I usually enjoy Sunday’s, especially in the fall with football season. Today, my day started off bad and only seemed to get worse. I woke up this morning and I accidentally burnt the toast. No that’s not the end of the story. The Patriots lost, what else is new. But the worse part of the day was when I was with my buddy and he was telling me he was having marital problems.
I won’t get into the details, but lets say I’ve heard these problems before, so before my friend (who is also a Boston condo for sale broker) began his whining, I said, “Let me try to guess your wife excuses.”
“I’m sorry, I have a headache.” After bad Chinese takeout.
“Maybe tomorrow.” To be used when you’ve already made plans.
“I haven’t been feeling too sexy lately.” Always usable.
“My hair’s still wet.” Used despite using the hair dryer.
“There’s this TV show I really want to watch.” She shouldn’t use that one anymore with live streaming.
“Hmm . . . it’s awfully late.” Even if its only 10:00pm.
With a pause my Boston condo broker friend said, “No John it was none of those excuses.”
“Well Peter, I thought I knew them all, why don’t you add to my list.
“John, my wife told me “I don’t love you anymore’.
As bad as my day of burnt toast and the Patriot’s loosing, in retrospect, perhaps my day as a Boston condo broker wasn’t that bad at all.
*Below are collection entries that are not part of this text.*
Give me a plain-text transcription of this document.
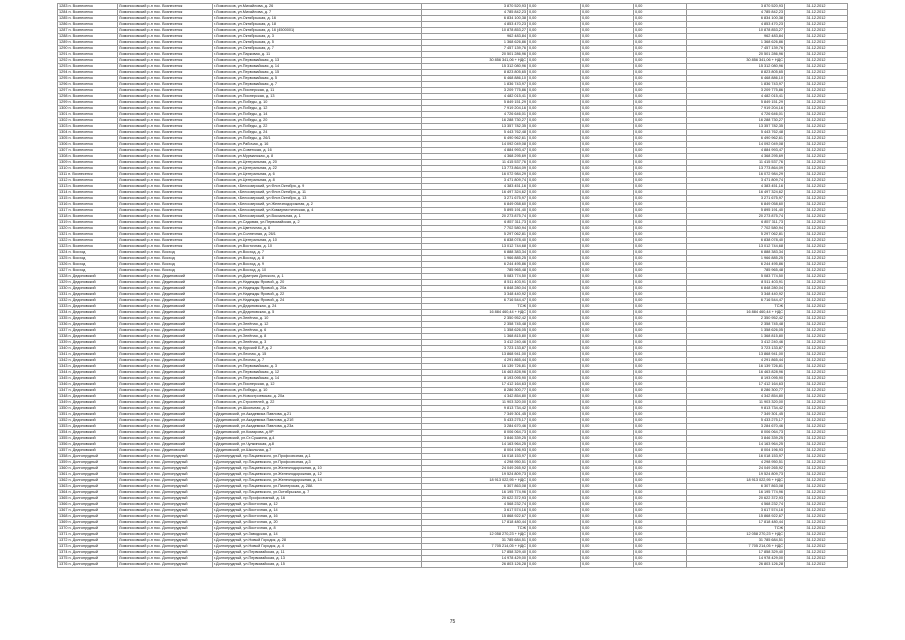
1283 п. Вознесенск	Ломоносовский р-н пос. Вознесенск	г.Ломоносов, ул.Михайлова, д. 26	3 870 520,93	0,00	0,00	0,00	3 870 520,93	31.12.2012
1284 п. Вознесенск	Ломоносовский р-н пос. Вознесенск	г.Ломоносов, ул.Михайлова, д. 7	4 785 842,23	0,00	0,00	0,00	4 785 842,23	31.12.2012
1285 п. Вознесенск	Ломоносовский р-н пос. Вознесенск	г.Ломоносов, ул.Октябрьская, д. 16	6 834 100,38	0,00	0,00	0,00	6 834 100,38	31.12.2012
1286 п. Вознесенск	Ломоносовский р-н пос. Вознесенск	г.Ломоносов, ул.Октябрьская, д. 18	4 853 470,23	0,00	0,00	0,00	4 853 470,23	31.12.2012
1287 п. Вознесенск	Ломоносовский р-н пос. Вознесенск	г.Ломоносов, ул.Октябрьская, д. 16 (4500001)	10 878 853,27	0,00	0,00	0,00	10 878 853,27	31.12.2012
1288 п. Вознесенск	Ломоносовский р-н пос. Вознесенск	г.Ломоносов, ул.Октябрьская, д. 3	962 483,84	0,00	0,00	0,00	962 483,84	31.12.2012
1289 п. Вознесенск	Ломоносовский р-н пос. Вознесенск	г.Ломоносов, ул.Октябрьская, д. 5	1 368 626,86	0,00	0,00	0,00	1 368 626,86	31.12.2012
1290 п. Вознесенск	Ломоносовский р-н пос. Вознесенск	г.Ломоносов, ул.Октябрьская, д. 7	7 457 139,76	0,00	0,00	0,00	7 457 139,76	31.12.2012
1291 п. Вознесенск	Ломоносовский р-н пос. Вознесенск	г.Ломоносов, ул.Парковая, д. 11	20 501 286,96	0,00	0,00	0,00	20 501 286,96	31.12.2012
1292 п. Вознесенск	Ломоносовский р-н пос. Вознесенск	г.Ломоносов, ул.Первомайская, д. 13	30 856 341,06 + НДС	0,00	0,00	0,00	30 856 341,06 + НДС	31.12.2012
1293 п. Вознесенск	Ломоносовский р-н пос. Вознесенск	г.Ломоносов, ул.Первомайская, д. 14	15 312 080,96	0,00	0,00	0,00	15 312 080,96	31.12.2012
1294 п. Вознесенск	Ломоносовский р-н пос. Вознесенск	г.Ломоносов, ул.Первомайская, д. 15	8 823 805,65	0,00	0,00	0,00	8 823 805,65	31.12.2012
1295 п. Вознесенск	Ломоносовский р-н пос. Вознесенск	г.Ломоносов, ул.Первомайская, д. 5	6 468 886,10	0,00	0,00	0,00	6 468 886,10	31.12.2012
1296 п. Вознесенск	Ломоносовский р-н пос. Вознесенск	г.Ломоносов, ул.Первомайская, д. 7	1 836 743,97	0,00	0,00	0,00	1 836 743,97	31.12.2012
1297 п. Вознесенск	Ломоносовский р-н пос. Вознесенск	г.Ломоносов, ул.Пионерская, д. 11	3 209 775,86	0,00	0,00	0,00	3 209 775,86	31.12.2012
1298 п. Вознесенск	Ломоносовский р-н пос. Вознесенск	г.Ломоносов, ул.Пионерская, д. 13	4 482 015,41	0,00	0,00	0,00	4 482 015,41	31.12.2012
1299 п. Вознесенск	Ломоносовский р-н пос. Вознесенск	г.Ломоносов, ул.Победы, д. 10	5 849 151,29	0,00	0,00	0,00	5 849 151,29	31.12.2012
1300 п. Вознесенск	Ломоносовский р-н пос. Вознесенск	г.Ломоносов, ул.Победы, д. 12	7 919 204,16	0,00	0,00	0,00	7 919 204,16	31.12.2012
1301 п. Вознесенск	Ломоносовский р-н пос. Вознесенск	г.Ломоносов, ул.Победы, д. 14	4 726 646,01	0,00	0,00	0,00	4 726 646,01	31.12.2012
1302 п. Вознесенск	Ломоносовский р-н пос. Вознесенск	г.Ломоносов, ул.Победы, д. 20	16 288 730,27	0,00	0,00	0,00	16 288 730,27	31.12.2012
1303 п. Вознесенск	Ломоносовский р-н пос. Вознесенск	г.Ломоносов, ул.Победы, д. 22	13 357 782,35	0,00	0,00	0,00	13 357 782,35	31.12.2012
1304 п. Вознесенск	Ломоносовский р-н пос. Вознесенск	г.Ломоносов, ул.Победы, д. 24	5 443 762,48	0,00	0,00	0,00	5 443 762,48	31.12.2012
1305 п. Вознесенск	Ломоносовский р-н пос. Вознесенск	г.Ломоносов, ул.Победы, д. 26/1	6 490 962,61	0,00	0,00	0,00	6 490 962,61	31.12.2012
1306 п. Вознесенск	Ломоносовский р-н пос. Вознесенск	г.Ломоносов, ул.Рабочая, д. 16	14 092 049,08	0,00	0,00	0,00	14 092 049,08	31.12.2012
1307 п. Вознесенск	Ломоносовский р-н пос. Вознесенск	г.Ломоносов, ул.Советская, д. 16	4 884 993,47	0,00	0,00	0,00	4 884 993,47	31.12.2012
1308 п. Вознесенск	Ломоносовский р-н пос. Вознесенск	г.Ломоносов, ул.Мурманская, д. 8	4 368 295,69	0,00	0,00	0,00	4 368 295,69	31.12.2012
1309 п. Вознесенск	Ломоносовский р-н пос. Вознесенск	г.Ломоносов, ул.Центральная, д. 20	11 415 537,76	0,00	0,00	0,00	11 415 537,76	31.12.2012
1310 п. Вознесенск	Ломоносовский р-н пос. Вознесенск	г.Ломоносов, ул.Центральная, д. 22	13 773 864,09	0,00	0,00	0,00	13 773 864,09	31.12.2012
1311 п. Вознесенск	Ломоносовский р-н пос. Вознесенск	г.Ломоносов, ул.Центральная, д. 6	16 072 984,29	0,00	0,00	0,00	16 072 984,29	31.12.2012
1312 п. Вознесенск	Ломоносовский р-н пос. Вознесенск	г.Ломоносов, ул.Центральная, д. 8	3 471 809,74	0,00	0,00	0,00	3 471 809,74	31.12.2012
1313 п. Вознесенск	Ломоносовский р-н пос. Вознесенск	г.Ломоносов, г.Белоозерский, ул.Флот.Октября, д. 9	4 383 451,16	0,00	0,00	0,00	4 383 451,16	31.12.2012
1314 п. Вознесенск	Ломоносовский р-н пос. Вознесенск	г.Ломоносов, г.Белоозерский, ул.Флот.Октября, д. 11	16 497 324,62	0,00	0,00	0,00	16 497 324,62	31.12.2012
1315 п. Вознесенск	Ломоносовский р-н пос. Вознесенск	г.Ломоносов, г.Белоозерский, ул.Флот.Октября, д. 13	3 271 675,97	0,00	0,00	0,00	3 271 675,97	31.12.2012
1316 п. Вознесенск	Ломоносовский р-н пос. Вознесенск	г.Ломоносов, г.Белоозерский, ул.Железнодорожная, д. 2	6 849 058,60	0,00	0,00	0,00	6 849 058,60	31.12.2012
1317 п. Вознесенск	Ломоносовский р-н пос. Вознесенск	г.Ломоносов, г.Белоозерский, ул.Коммунистическая, д. 4	5 895 191,40	0,00	0,00	0,00	5 895 191,40	31.12.2012
1318 п. Вознесенск	Ломоносовский р-н пос. Вознесенск	г.Ломоносов, г.Белоозерский, ул.Вокзальная, д. 1	20 273 875,74	0,00	0,00	0,00	20 273 875,74	31.12.2012
1319 п. Вознесенск	Ломоносовский р-н пос. Вознесенск	г.Ломоносов, ул.Садовая, ул.Первомайская, д. 2	6 857 311,73	0,00	0,00	0,00	6 857 311,73	31.12.2012
1320 п. Вознесенск	Ломоносовский р-н пос. Вознесенск	г.Ломоносов, ул.Цветочная, д. 6	7 702 580,94	0,00	0,00	0,00	7 702 580,94	31.12.2012
1321 п. Вознесенск	Ломоносовский р-н пос. Вознесенск	г.Ломоносов, ул.Солнечная, д. 26/1	5 297 062,81	0,00	0,00	0,00	5 297 062,81	31.12.2012
1322 п. Вознесенск	Ломоносовский р-н пос. Вознесенск	г.Ломоносов, ул.Центральная, д. 10	6 838 078,40	0,00	0,00	0,00	6 838 078,40	31.12.2012
1323 п. Вознесенск	Ломоносовский р-н пос. Вознесенск	г.Ломоносов, ул.Восточная, д. 10	13 012 744,68	0,00	0,00	0,00	13 012 744,68	31.12.2012
1324 п. Восход	Ломоносовский р-н пос. Восход	г.Ломоносов, ул.Восход, д. 7	6 888 383,34	0,00	0,00	0,00	6 888 383,34	31.12.2012
1325 п. Восход	Ломоносовский р-н пос. Восход	г.Ломоносов, ул.Восход, д. 8	1 966 885,25	0,00	0,00	0,00	1 966 885,25	31.12.2012
1326 п. Восход	Ломоносовский р-н пос. Восход	г.Ломоносов, ул.Восход, д. 9	6 244 495,86	0,00	0,00	0,00	6 244 495,86	31.12.2012
1327 п. Восход	Ломоносовский р-н пос. Восход	г.Ломоносов, ул.Восход, д. 10	785 965,48	0,00	0,00	0,00	785 965,48	31.12.2012
1328 п. Дединовский	Ломоносовский р-н пос. Дединовский	г.Ломоносов, ул.Дмитрия Донского, д. 1	5 083 774,50	0,00	0,00	0,00	5 083 774,50	31.12.2012
1329 п. Дединовский	Ломоносовский р-н пос. Дединовский	г.Ломоносов, ул.Надежды Яровой, д. 20	8 511 403,91	0,00	0,00	0,00	8 511 403,91	31.12.2012
1330 п. Дединовский	Ломоносовский р-н пос. Дединовский	г.Ломоносов, ул.Надежды Яровой, д. 20а	6 848 280,04	0,00	0,00	0,00	6 848 280,04	31.12.2012
1331 п. Дединовский	Ломоносовский р-н пос. Дединовский	г.Ломоносов, ул.Надежды Яровой, д. 22	3 348 440,92	0,00	0,00	0,00	3 348 440,92	31.12.2012
1332 п. Дединовский	Ломоносовский р-н пос. Дединовский	г.Ломоносов, ул.Надежды Яровой, д. 24	6 716 544,47	0,00	0,00	0,00	6 716 544,47	31.12.2012
1333 п. Дединовский	Ломоносовский р-н пос. Дединовский	г.Ломоносов, ул.Дединовская, д. 24	ТСЖ	0,00	0,00	0,00	ТСЖ	31.12.2012
1334 п. Дединовский	Ломоносовский р-н пос. Дединовский	г.Ломоносов, ул.Дединовская, д. 5	16 884 460,44 + НДС	0,00	0,00	0,00	16 884 460,44 + НДС	31.12.2012
1335 п. Дединовский	Ломоносовский р-н пос. Дединовский	г.Ломоносов, ул.Зелёная, д. 10	2 350 952,42	0,00	0,00	0,00	2 350 952,42	31.12.2012
1336 п. Дединовский	Ломоносовский р-н пос. Дединовский	г.Ломоносов, ул.Зелёная, д. 12	2 358 745,48	0,00	0,00	0,00	2 358 745,48	31.12.2012
1337 п. Дединовский	Ломоносовский р-н пос. Дединовский	г.Ломоносов, ул.Зелёная, д. 6	1 358 626,05	0,00	0,00	0,00	1 358 626,05	31.12.2012
1338 п. Дединовский	Ломоносовский р-н пос. Дединовский	г.Ломоносов, ул.Зелёная, д. 8	1 368 815,80	0,00	0,00	0,00	1 368 815,80	31.12.2012
1339 п. Дединовский	Ломоносовский р-н пос. Дединовский	г.Ломоносов, ул.Зелёная, д. 3	3 412 240,46	0,00	0,00	0,00	3 412 240,46	31.12.2012
1340 п. Дединовский	Ломоносовский р-н пос. Дединовский	г.Ломоносов, пр.Курский Б-Р, д. 2	3 723 133,87	0,00	0,00	0,00	3 723 133,87	31.12.2012
1341 п. Дединовский	Ломоносовский р-н пос. Дединовский	г.Ломоносов, ул.Лесная, д. 15	13 868 941,00	0,00	0,00	0,00	13 868 941,00	31.12.2012
1342 п. Дединовский	Ломоносовский р-н пос. Дединовский	г.Ломоносов, ул.Лесная, д. 7	4 291 865,44	0,00	0,00	0,00	4 291 865,44	31.12.2012
1343 п. Дединовский	Ломоносовский р-н пос. Дединовский	г.Ломоносов, ул.Первомайская, д. 3	16 139 726,81	0,00	0,00	0,00	16 139 726,81	31.12.2012
1344 п. Дединовский	Ломоносовский р-н пос. Дединовский	г.Ломоносов, ул.Первомайская, д. 12	16 463 828,96	0,00	0,00	0,00	16 463 828,96	31.12.2012
1345 п. Дединовский	Ломоносовский р-н пос. Дединовский	г.Ломоносов, ул.Первомайская, д. 14	8 193 095,90	0,00	0,00	0,00	8 193 095,90	31.12.2012
1346 п. Дединовский	Ломоносовский р-н пос. Дединовский	г.Ломоносов, ул.Пионерская, д. 12	17 412 164,63	0,00	0,00	0,00	17 412 164,63	31.12.2012
1347 п. Дединовский	Ломоносовский р-н пос. Дединовский	г.Ломоносов, ул.Победы, д. 10	8 286 300,77	0,00	0,00	0,00	8 286 300,77	31.12.2012
1348 п. Дединовский	Ломоносовский р-н пос. Дединовский	г.Ломоносов, ул.Новостроевская, д. 20а	4 342 854,80	0,00	0,00	0,00	4 342 854,80	31.12.2012
1349 п. Дединовский	Ломоносовский р-н пос. Дединовский	г.Ломоносов, ул.Строителей, д. 22	11 903 320,00	0,00	0,00	0,00	11 903 320,00	31.12.2012
1350 п. Дединовский	Ломоносовский р-н пос. Дединовский	г.Ломоносов, ул.Школьная, д. 2	9 813 734,42	0,00	0,00	0,00	9 813 734,42	31.12.2012
1351 п. Дединовский	Ломоносовский р-н пос. Дединовский	г.Дединовский, ул.Академика Павлова, д.21	7 349 301,45	0,00	0,00	0,00	7 349 301,45	31.12.2012
1352 п. Дединовский	Ломоносовский р-н пос. Дединовский	г.Дединовский, ул.Академика Павлова, д.21б	5 433 275,17	0,00	0,00	0,00	5 433 275,17	31.12.2012
1353 п. Дединовский	Ломоносовский р-н пос. Дединовский	г.Дединовский, ул.Академика Павлова, д.23а	3 284 670,46	0,00	0,00	0,00	3 284 670,46	31.12.2012
1354 п. Дединовский	Ломоносовский р-н пос. Дединовский	г.Дединовский, ул.Комарова, д.9Р	8 006 064,73	0,00	0,00	0,00	8 006 064,73	31.12.2012
1355 п. Дединовский	Ломоносовский р-н пос. Дединовский	г.Дединовский, ул.Ст.Сушкина, д.4	3 846 339,25	0,00	0,00	0,00	3 846 339,25	31.12.2012
1356 п. Дединовский	Ломоносовский р-н пос. Дединовский	г.Дединовский, ул.Чулкинская, д.8	14 163 964,25	0,00	0,00	0,00	14 163 964,25	31.12.2012
1357 п. Дединовский	Ломоносовский р-н пос. Дединовский	г.Дединовский, ул.Школьная, д.7	8 004 196,93	0,00	0,00	0,00	8 004 196,93	31.12.2012
1358 п. Долгопрудный	Ломоносовский р-н пос. Долгопрудный	г.Долгопрудный, пр.Пацаевского, ул.Профсоюзная, д.1	16 018 153,97	0,00	0,00	0,00	16 018 153,97	31.12.2012
1359 п. Долгопрудный	Ломоносовский р-н пос. Долгопрудный	г.Долгопрудный, пр.Пацаевского, ул.Профсоюзная, д.3	4 298 950,51	0,00	0,00	0,00	4 298 950,51	31.12.2012
1360 п. Долгопрудный	Ломоносовский р-н пос. Долгопрудный	г.Долгопрудный, пр.Пацаевского, ул.Железнодорожная, д. 10	24 049 265,92	0,00	0,00	0,00	24 049 265,92	31.12.2012
1361 п. Долгопрудный	Ломоносовский р-н пос. Долгопрудный	г.Долгопрудный, пр.Пацаевского, ул.Железнодорожная, д. 12	19 524 809,73	0,00	0,00	0,00	19 524 809,73	31.12.2012
1362 п. Долгопрудный	Ломоносовский р-н пос. Долгопрудный	г.Долгопрудный, пр.Пацаевского, ул.Железнодорожная, д. 14	18 913 022,95 + НДС	0,00	0,00	0,00	18 913 022,95 + НДС	31.12.2012
1363 п. Долгопрудный	Ломоносовский р-н пос. Долгопрудный	г.Долгопрудный, пр.Пацаевского, ул.Пионерская, д. 28А	6 307 863,08	0,00	0,00	0,00	6 307 863,08	31.12.2012
1364 п. Долгопрудный	Ломоносовский р-н пос. Долгопрудный	г.Долгопрудный, пр.Пацаевского, ул.Октябрьская, д. 7	16 195 774,96	0,00	0,00	0,00	16 195 774,96	31.12.2012
1365 п. Долгопрудный	Ломоносовский р-н пос. Долгопрудный	г.Долгопрудный, пр.Профсоюзный, д. 16	20 622 372,93	0,00	0,00	0,00	20 622 372,93	31.12.2012
1366 п. Долгопрудный	Ломоносовский р-н пос. Долгопрудный	г.Долгопрудный, ул.Восточная, д. 12	4 568 232,74	0,00	0,00	0,00	4 568 232,74	31.12.2012
1367 п. Долгопрудный	Ломоносовский р-н пос. Долгопрудный	г.Долгопрудный, ул.Восточная, д. 14	3 617 574,16	0,00	0,00	0,00	3 617 574,16	31.12.2012
1368 п. Долгопрудный	Ломоносовский р-н пос. Долгопрудный	г.Долгопрудный, ул.Восточная, д. 16	15 868 922,67	0,00	0,00	0,00	15 868 922,67	31.12.2012
1369 п. Долгопрудный	Ломоносовский р-н пос. Долгопрудный	г.Долгопрудный, ул.Восточная, д. 20	17 818 480,44	0,00	0,00	0,00	17 818 480,44	31.12.2012
1370 п. Долгопрудный	Ломоносовский р-н пос. Долгопрудный	г.Долгопрудный, ул.Восточная, д. 8	ТСЖ	0,00	0,00	0,00	ТСЖ	31.12.2012
1371 п. Долгопрудный	Ломоносовский р-н пос. Долгопрудный	г.Долгопрудный, ул.Заводская, д. 14	12 058 270,23 + НДС	0,00	0,00	0,00	12 058 270,23 + НДС	31.12.2012
1372 п. Долгопрудный	Ломоносовский р-н пос. Долгопрудный	г.Долгопрудный, ул.Новый Городок, д. 28	31 785 684,51	0,00	0,00	0,00	31 785 684,51	31.12.2012
1373 п. Долгопрудный	Ломоносовский р-н пос. Долгопрудный	г.Долгопрудный, ул.Новый Городок, д. 4	7 705 214,05 + НДС	0,00	0,00	0,00	7 705 214,05 + НДС	31.12.2012
1374 п. Долгопрудный	Ломоносовский р-н пос. Долгопрудный	г.Долгопрудный, ул.Первомайская, д. 11	17 858 329,40	0,00	0,00	0,00	17 858 329,40	31.12.2012
1375 п. Долгопрудный	Ломоносовский р-н пос. Долгопрудный	г.Долгопрудный, ул.Первомайская, д. 13	14 978 429,00	0,00	0,00	0,00	14 978 429,00	31.12.2012
1376 п. Долгопрудный	Ломоносовский р-н пос. Долгопрудный	г.Долгопрудный, ул.Первомайская, д. 15	26 803 126,28	0,00	0,00	0,00	26 803 126,28	31.12.2012
75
This morning when I woke up I went to the bathroom like I do every morning. After I took a shower and brushed my teeth. I looked in the mirror, I have to admit I’m really losing my hair big time.
Now I know with the COVID-19, I shouldn’t be so selfish and have hair loss be such a big thing in my life, but I can’t help.
The Very Old Lady
Positive attitude, self-image, ageism
A very old lady looked in the mirror one morning. She had three remaining hairs on her head, and being a positive soul, she said, “I think I’ll braid my hair today.” So she braided her three hairs, and she had a great day.
Some days later, looking in the mirror one morning, preparing for her day, she saw that she had only two hairs remaining. “Hmm, two hairs… I fancy a centre parting today.” She duly parted her two hairs, and as ever, she had a great day.
A week or so later, she saw that she had just one hair left on her head. “One hair huh…,” she mused, “I know, a pony-tail will be perfect.” And again she had a great day.
The next morning she looked in the mirror. She was completely bald.
“Finally bald huh,” she said to herself, “How wonderful! I won’t have to waste time doing my hair anymore.